The People’s Bank of China announced several measures over the weekend aimed at stabilizing the economy as the impact of the virus spreads with cancelled flights, stepped up quarantines and other controls.

Worries over the potential harm to businesses and trade from the outbreak have triggered wide swings in share prices around the globe.

The central bank statement issued Sunday said the open market operations were aimed at ensuring sufficient liquidity.

In a separate statement Saturday, the PBOC said financial institutions should follow local quarantine regulations and try to minimize gatherings to reduce risks of spreading the virus. That includes allowing rotating shifts, working online from home and other strategies, it said.

Regulators have also urged banks and other financial institutions to boost lending and avoid calling in debts in areas severely affected by the pandemic.

Some cities, particularly the central Chinese city Wuhan where the disease first surfaced and cities nearby, are in lockdown. Shanghai authorities extended the Lunar New Year holiday until Feb. 9. Chinese universities and many schools remain closed for now.

The Shanghai Composite had fallen 2.8% to 2,976.53 on Jan. 23, its last day of trading before the Lunar New Year.

Chinese authorities have massive resources for intervening to staunch panic selling of shares and have deployed them in past times of crisis, including the global financial meltdown and the 2002-2003 outbreak of SARS, or severe acute respiratory syndrome. Most of the country’s largest companies and financial institutions are state-controlled.

A large share of the 1.2 trillion yuan to be injected into markets will go to meeting payment obligations falling due on Monday, analysts said.

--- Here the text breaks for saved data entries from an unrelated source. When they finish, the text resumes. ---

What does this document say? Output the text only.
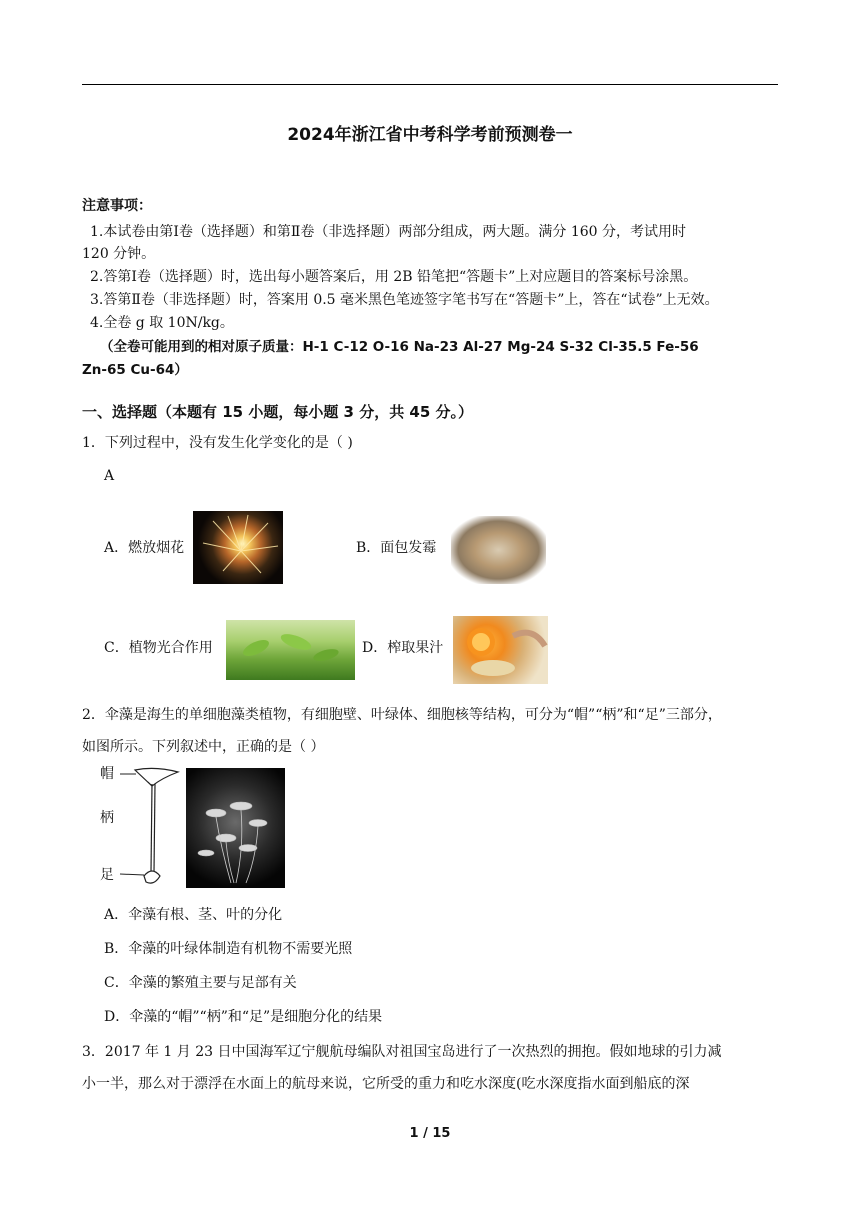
2024年浙江省中考科学考前预测卷一
注意事项：
1.本试卷由第Ⅰ卷（选择题）和第Ⅱ卷（非选择题）两部分组成，两大题。满分 160 分，考试用时
120 分钟。
2.答第Ⅰ卷（选择题）时，选出每小题答案后，用 2B 铅笔把“答题卡”上对应题目的答案标号涂黑。
3.答第Ⅱ卷（非选择题）时，答案用 0.5 毫米黑色笔迹签字笔书写在“答题卡”上，答在“试卷”上无效。
4.全卷 g 取 10N/kg。
（全卷可能用到的相对原子质量：H-1 C-12 O-16 Na-23 Al-27 Mg-24 S-32 Cl-35.5 Fe-56
Zn-65 Cu-64）
一、选择题（本题有 15 小题，每小题 3 分，共 45 分。）
1．下列过程中，没有发生化学变化的是（ )
A
A．燃放烟花	B．面包发霉
C．植物光合作用	D．榨取果汁
2．伞藻是海生的单细胞藻类植物，有细胞壁、叶绿体、细胞核等结构，可分为“帽”“柄”和“足”三部分，
如图所示。下列叙述中，正确的是（ ）
帽
柄
足
A．伞藻有根、茎、叶的分化
B．伞藻的叶绿体制造有机物不需要光照
C．伞藻的繁殖主要与足部有关
D．伞藻的“帽”“柄”和“足”是细胞分化的结果
3．2017 年 1 月 23 日中国海军辽宁舰航母编队对祖国宝岛进行了一次热烈的拥抱。假如地球的引力减
小一半，那么对于漂浮在水面上的航母来说，它所受的重力和吃水深度(吃水深度指水面到船底的深
1 / 15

But it’s still a massive amount of funding.

“This is well beyond the band-aid fix, and if this deluge doesn’t hold risk-off at bay, we are in for a colossal beat down,” Stephen Innes of AxiCorp. said in a client note Sunday.

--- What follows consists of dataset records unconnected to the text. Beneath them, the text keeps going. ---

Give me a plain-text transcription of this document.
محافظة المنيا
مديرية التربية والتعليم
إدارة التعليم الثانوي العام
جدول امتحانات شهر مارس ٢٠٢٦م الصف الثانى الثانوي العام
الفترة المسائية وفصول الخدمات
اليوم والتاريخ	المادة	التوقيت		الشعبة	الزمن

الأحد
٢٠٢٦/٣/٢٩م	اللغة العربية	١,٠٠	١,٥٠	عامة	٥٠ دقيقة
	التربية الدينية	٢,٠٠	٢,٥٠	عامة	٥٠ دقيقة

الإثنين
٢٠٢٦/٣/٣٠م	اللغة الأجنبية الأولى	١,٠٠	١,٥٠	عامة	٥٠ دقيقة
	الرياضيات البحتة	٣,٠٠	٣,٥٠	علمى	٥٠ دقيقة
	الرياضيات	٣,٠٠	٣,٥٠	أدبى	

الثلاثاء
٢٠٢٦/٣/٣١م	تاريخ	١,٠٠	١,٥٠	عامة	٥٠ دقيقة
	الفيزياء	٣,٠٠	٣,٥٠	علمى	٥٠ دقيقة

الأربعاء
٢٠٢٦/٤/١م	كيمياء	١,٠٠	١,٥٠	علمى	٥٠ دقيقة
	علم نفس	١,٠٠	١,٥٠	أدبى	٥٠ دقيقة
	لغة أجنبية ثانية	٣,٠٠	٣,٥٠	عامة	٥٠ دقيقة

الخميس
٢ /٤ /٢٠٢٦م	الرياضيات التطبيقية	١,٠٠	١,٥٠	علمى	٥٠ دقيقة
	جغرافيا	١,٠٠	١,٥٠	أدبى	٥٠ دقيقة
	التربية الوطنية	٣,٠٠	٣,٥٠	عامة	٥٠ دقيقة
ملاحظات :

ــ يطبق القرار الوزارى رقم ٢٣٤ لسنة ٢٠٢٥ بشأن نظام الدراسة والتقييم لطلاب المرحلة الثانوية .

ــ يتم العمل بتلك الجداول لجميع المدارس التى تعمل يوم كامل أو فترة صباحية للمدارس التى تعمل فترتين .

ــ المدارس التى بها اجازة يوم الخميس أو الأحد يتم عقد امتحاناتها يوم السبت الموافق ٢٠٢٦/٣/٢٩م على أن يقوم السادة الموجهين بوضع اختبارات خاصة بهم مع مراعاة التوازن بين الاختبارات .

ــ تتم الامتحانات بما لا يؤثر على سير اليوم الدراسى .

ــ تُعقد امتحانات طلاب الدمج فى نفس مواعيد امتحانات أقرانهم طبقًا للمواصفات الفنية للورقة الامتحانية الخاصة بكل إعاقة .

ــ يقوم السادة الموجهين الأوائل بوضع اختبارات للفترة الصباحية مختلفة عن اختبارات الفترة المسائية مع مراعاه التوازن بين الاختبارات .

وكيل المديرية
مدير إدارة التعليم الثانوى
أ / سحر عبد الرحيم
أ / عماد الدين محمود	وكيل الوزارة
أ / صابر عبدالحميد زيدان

He noted that any major drop shortly after the markets reopen would be a “catch up.”

“It’s not the earthquake at the open but rather the aftershocks that will drive risk sentiment on Monday,” he said.

On Wall Street on Friday, the Dow skidded more than 600 points as the widening pandemic stoked fears of further travel restrictions and other uncertainties could dent global growth.

Technology companies, which do a lot of business with China, led the losses. Airlines fell after Delta and American suspended flights to and from China. The sell-off erased the S&P 500’s gains for January and gave the benchmark index its biggest weekly loss since August.

The U.S. stock market, which had calmly been setting record after record, suffered its worst January since 2016 and its first monthly loss since August.

Just two weeks ago, the S&P 500 had closed at an all-time high, having climbed around 13% since early October. A preliminary trade deal signed by the U.S. and China earlier in the month eased a big source of uncertainty in the markets. Volatility was running at 12-month lows and even a dust up between the U.S. and Iran didn’t rock markets.

Britain’s exit from the European Union on Friday barely registered, long having been taken into account. Then came the virus outbreak.

Markets around the globe have sold off on concerns about the potential economic impact of the outbreak. Hong Kong’s Hang Seng fell 6.7% last week and South Korea’s Kospi dropped 5.7%.

Other markets showed somewhat less turmoil on Monday. Benchmark U.S. crude oil shed 20 cents to $51.36 per barrel in electronic trading on the New York Mercantile Exchange. It lost 58 cents to $51.56 on Friday. Brent crude, the international standard, gave up 44 cents to $56.18 per barrel.

In currency trading, the U.S. dollar rose to 108.53 Japanese yen from 108.35 yen on Friday. The euro slipped to $1.1082 from $1.1095.